Trata-se de um documento a fim de esclarecer pontos importantes da Fé católica a respeito de Maria. Com o propósito de orientar todo o povo de Deus e conter certos exageros. O documento é esclarecedor e todo católico, principalmente os formadores e catequistas devem lê-lo para aprimorar ainda mais o conhecimento do verdadeiro papel de Maria na história da salvação e na Igreja.
Fernández:
“Mater Populi Fidelis” é um sinal de cuidado pela fé do povo de
Deus
Foi apresentada, na Cúria Geral da Companhia de Jesus, a nota do Dicastério para a Doutrina da Fé sobre os títulos marianos. O cardeal prefeito: é fruto de reflexões de décadas, “não agradará a todos”, mas com seu equilíbrio não sobrecarrega os fiéis com “questões teológicas”. Gronchi: o título de “Corredentora” corre o risco de obscurecer a única mediação sacrificial de Cristo e, portanto, pode gerar confusão na harmonia das verdades da fé cristã.
Edoardo Giribaldi -
Vatican News
Reunir
dúvidas e sugestões recebidas pela Santa Sé nas últimas décadas para esclarecer
alguns aspectos da relação entre Maria e o povo de Deus. A devoção à Virgem é
um "tesouro da Igreja", capaz de ajudar os fiéis a venerá-la como
"uma deles", compartilhando seus sentimentos e "problemas",
e abrindo seus corações "à graça que só Deus pode criar e comunicar no
mais íntimo de nossos corações". Analisando esses aspectos, o novo
documento do Dicastério para a Doutrina da Fé, intitulado Mater Populi Fidelis.
Nota doutrinal sobre alguns títulos marianos referidos à cooperação de Maria na
obra da Salvação, foi apresentado esta terça-feira, 4 de novembro, na Cúria
Geral da Companhia de Jesus.

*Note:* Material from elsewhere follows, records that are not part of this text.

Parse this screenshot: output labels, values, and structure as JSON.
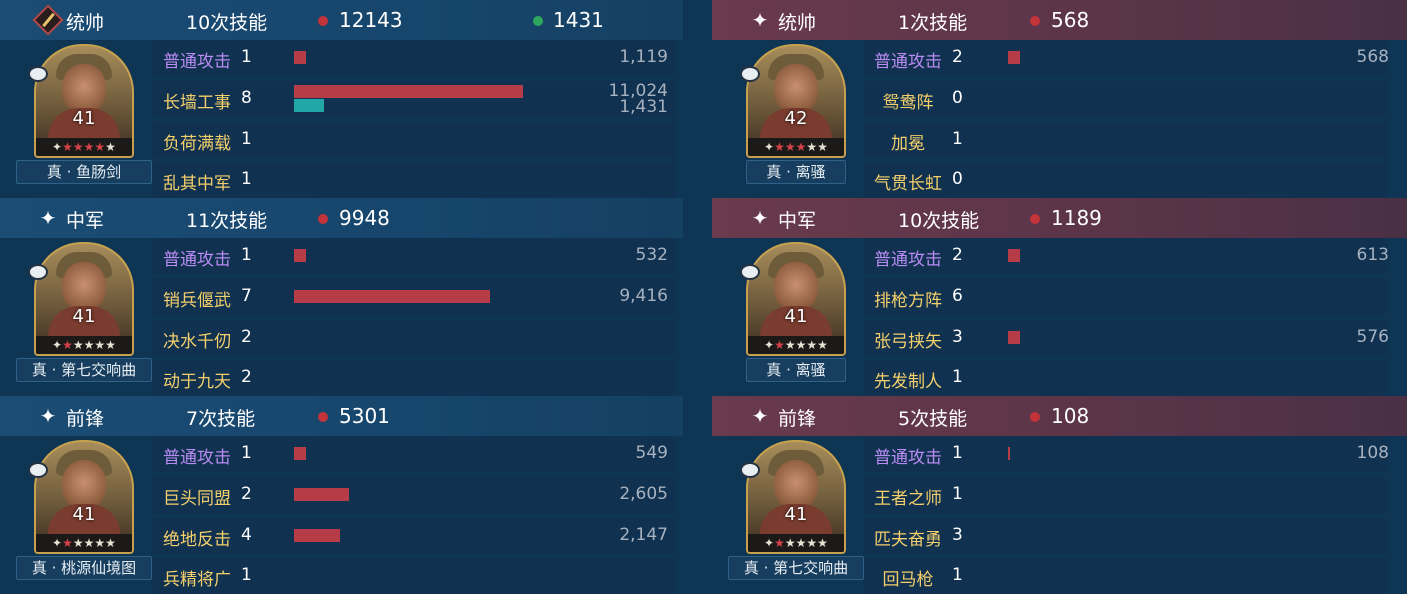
{
  "colors": {
    "ally_header": "#1b4c74",
    "enemy_header": "#6a3a4d",
    "damage_bar": "#b63c47",
    "heal_bar": "#23a7a6",
    "damage_dot": "#c4333a",
    "heal_dot": "#2fa85f",
    "basic_attack_text": "#b88cf2",
    "skill_text": "#f4cf6b"
  },
  "left": {
    "generals": [
      {
        "role": "统帅",
        "role_icon": "commander-diamond-icon",
        "casts": "10次技能",
        "damage": "12143",
        "heal": "1431",
        "level": "41",
        "stars_red": 4,
        "tactic": "真 · 鱼肠剑",
        "skills": [
          {
            "name": "普通攻击",
            "count": "1",
            "value": "1,119",
            "bar_fraction": 0.045,
            "basic": true
          },
          {
            "name": "长墙工事",
            "count": "8",
            "value": "11,024",
            "value2": "1,431",
            "bar_fraction": 0.88,
            "heal_fraction": 0.115
          },
          {
            "name": "负荷满载",
            "count": "1",
            "value": ""
          },
          {
            "name": "乱其中军",
            "count": "1",
            "value": ""
          }
        ]
      },
      {
        "role": "中军",
        "role_icon": "star-icon",
        "casts": "11次技能",
        "damage": "9948",
        "level": "41",
        "stars_red": 1,
        "tactic": "真 · 第七交响曲",
        "skills": [
          {
            "name": "普通攻击",
            "count": "1",
            "value": "532",
            "bar_fraction": 0.045,
            "basic": true
          },
          {
            "name": "销兵偃武",
            "count": "7",
            "value": "9,416",
            "bar_fraction": 0.755
          },
          {
            "name": "决水千仞",
            "count": "2",
            "value": ""
          },
          {
            "name": "动于九天",
            "count": "2",
            "value": ""
          }
        ]
      },
      {
        "role": "前锋",
        "role_icon": "star-icon",
        "casts": "7次技能",
        "damage": "5301",
        "level": "41",
        "stars_red": 1,
        "tactic": "真 · 桃源仙境图",
        "skills": [
          {
            "name": "普通攻击",
            "count": "1",
            "value": "549",
            "bar_fraction": 0.045,
            "basic": true
          },
          {
            "name": "巨头同盟",
            "count": "2",
            "value": "2,605",
            "bar_fraction": 0.21
          },
          {
            "name": "绝地反击",
            "count": "4",
            "value": "2,147",
            "bar_fraction": 0.175
          },
          {
            "name": "兵精将广",
            "count": "1",
            "value": ""
          }
        ]
      }
    ]
  },
  "right": {
    "generals": [
      {
        "role": "统帅",
        "role_icon": "star-icon",
        "casts": "1次技能",
        "damage": "568",
        "level": "42",
        "stars_red": 3,
        "tactic": "真 · 离骚",
        "skills": [
          {
            "name": "普通攻击",
            "count": "2",
            "value": "568",
            "bar_fraction": 0.045,
            "basic": true
          },
          {
            "name": "鸳鸯阵",
            "count": "0",
            "value": ""
          },
          {
            "name": "加冕",
            "count": "1",
            "value": ""
          },
          {
            "name": "气贯长虹",
            "count": "0",
            "value": ""
          }
        ]
      },
      {
        "role": "中军",
        "role_icon": "star-icon",
        "casts": "10次技能",
        "damage": "1189",
        "level": "41",
        "stars_red": 1,
        "tactic": "真 · 离骚",
        "skills": [
          {
            "name": "普通攻击",
            "count": "2",
            "value": "613",
            "bar_fraction": 0.045,
            "basic": true
          },
          {
            "name": "排枪方阵",
            "count": "6",
            "value": ""
          },
          {
            "name": "张弓挟矢",
            "count": "3",
            "value": "576",
            "bar_fraction": 0.045
          },
          {
            "name": "先发制人",
            "count": "1",
            "value": ""
          }
        ]
      },
      {
        "role": "前锋",
        "role_icon": "star-icon",
        "casts": "5次技能",
        "damage": "108",
        "level": "41",
        "stars_red": 1,
        "tactic": "真 · 第七交响曲",
        "skills": [
          {
            "name": "普通攻击",
            "count": "1",
            "value": "108",
            "bar_fraction": 0.008,
            "basic": true
          },
          {
            "name": "王者之师",
            "count": "1",
            "value": ""
          },
          {
            "name": "匹夫奋勇",
            "count": "3",
            "value": ""
          },
          {
            "name": "回马枪",
            "count": "1",
            "value": ""
          }
        ]
      }
    ]
  }
}
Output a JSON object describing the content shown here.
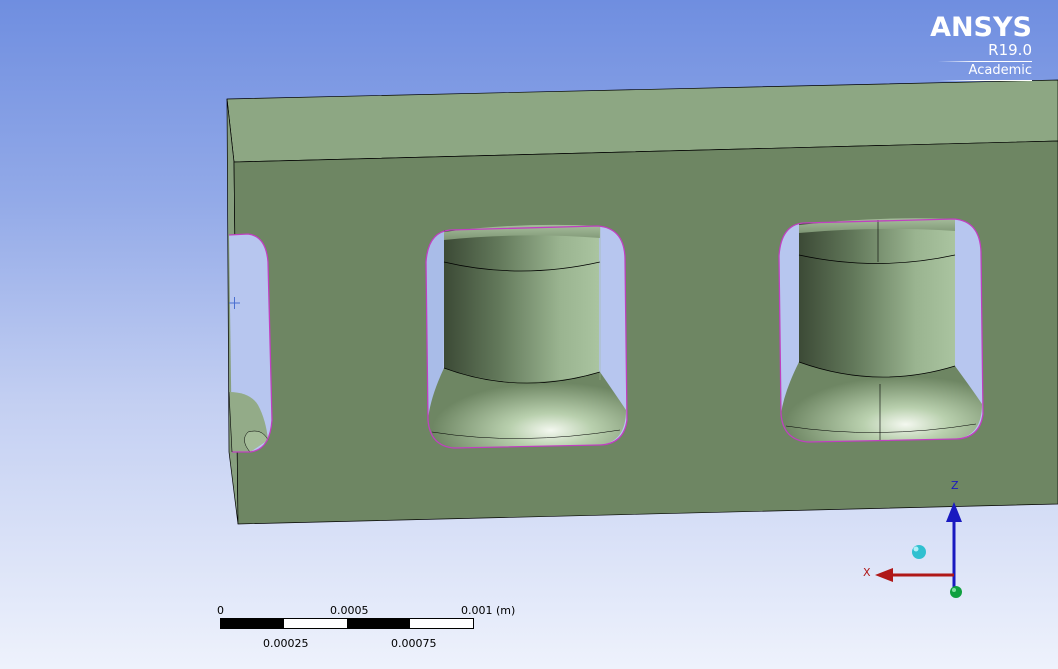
{
  "logo": {
    "name": "ANSYS",
    "version": "R19.0",
    "edition": "Academic"
  },
  "scale_bar": {
    "top_labels": [
      "0",
      "0.0005",
      "0.001 (m)"
    ],
    "bottom_labels": [
      "0.00025",
      "0.00075"
    ]
  },
  "triad": {
    "z_label": "Z",
    "x_label": "X"
  },
  "colors": {
    "top_face": "#8da783",
    "front_face": "#6e8663",
    "left_face": "#879f7e",
    "edge_highlight": "#c040c0",
    "z_axis": "#1a1ac0",
    "x_axis": "#b01818",
    "y_axis": "#10a040",
    "iso_ball": "#30c0d0"
  }
}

Na apresentação intervieram o cardeal Víctor
Manuel Fernández, prefeito do Dicastério para a Doutrina da Fé, e o professor
Maurizio Gronchi, docente da Pontifícia Universidade Urbaniana e consultor do
Dicastério. O encontro foi moderado por monsenhor Armando Matteo, secretário da
seção doutrinal do Dicastério.
Dúvidas e propostas dos
fiéis
O
documento tem um valor "especial" e "superior" em
comparação com os publicados nos últimos dois anos, enfatizou o cardeal
Fernández em suas observações, especificando que o mesmo, assinado pelo Papa,
pertence ao Magistério ordinário da Igreja e "deve ser levado em
consideração no estudo e aprofundamento dos temas mariológicos". Um texto,
acrescentou o purpurado argentino, que não caiu "do céu", pois
responde a dúvidas e propostas que chegaram à Santa Sé nos últimos trinta anos
a respeito da devoção e dos títulos marianos. Já durante o tempo do então
cardeal Joseph Ratzinger, o tema havia sido cuidadosamente abordado, dando
origem a uma análise à qual São João Paulo II dedicou "particular
atenção". Isso, observou o purpurado, mostra como o documento está
enraizado em décadas de reflexão.
"A relação de Maria
conosco"
Em
seguida, o cardeal ofereceu algumas chaves de leitura para a compreensão da
Nota. A exortação apostólica Evangelii gaudium, explicou ele, trata da
proclamação do Evangelho e não do tema mais amplo da evangelização. Da mesma
forma, Mater Populi Fidelis aborda especificamente a "relação de Maria
conosco", ou seja, a autêntica "devoção mariana à luz da Palavra de
Deus". O tema subjacente do documento é, portanto, a "maternidade de
Maria para com os fiéis", um tema que "provoca a devoção dos
fiéis" e abrange dois aspectos fundamentais: sua proximidade materna e sua
intercessão. "Não é necessário inventar outros conceitos para enaltecer o
papel de Maria na vida dos fiéis", afirmou o cardeal. O documento
aprofunda-se na devoção mariana na Bíblia, confirmando que ela não é "uma
invenção da Igreja" nem um produto "meramente psicológico ou
cultural", mas "uma obra do Espírito Santo nos fiéis".
Aprender a
"confiança revigorante"
A
devoção mariana é, portanto, apresentada como um "tesouro da Igreja".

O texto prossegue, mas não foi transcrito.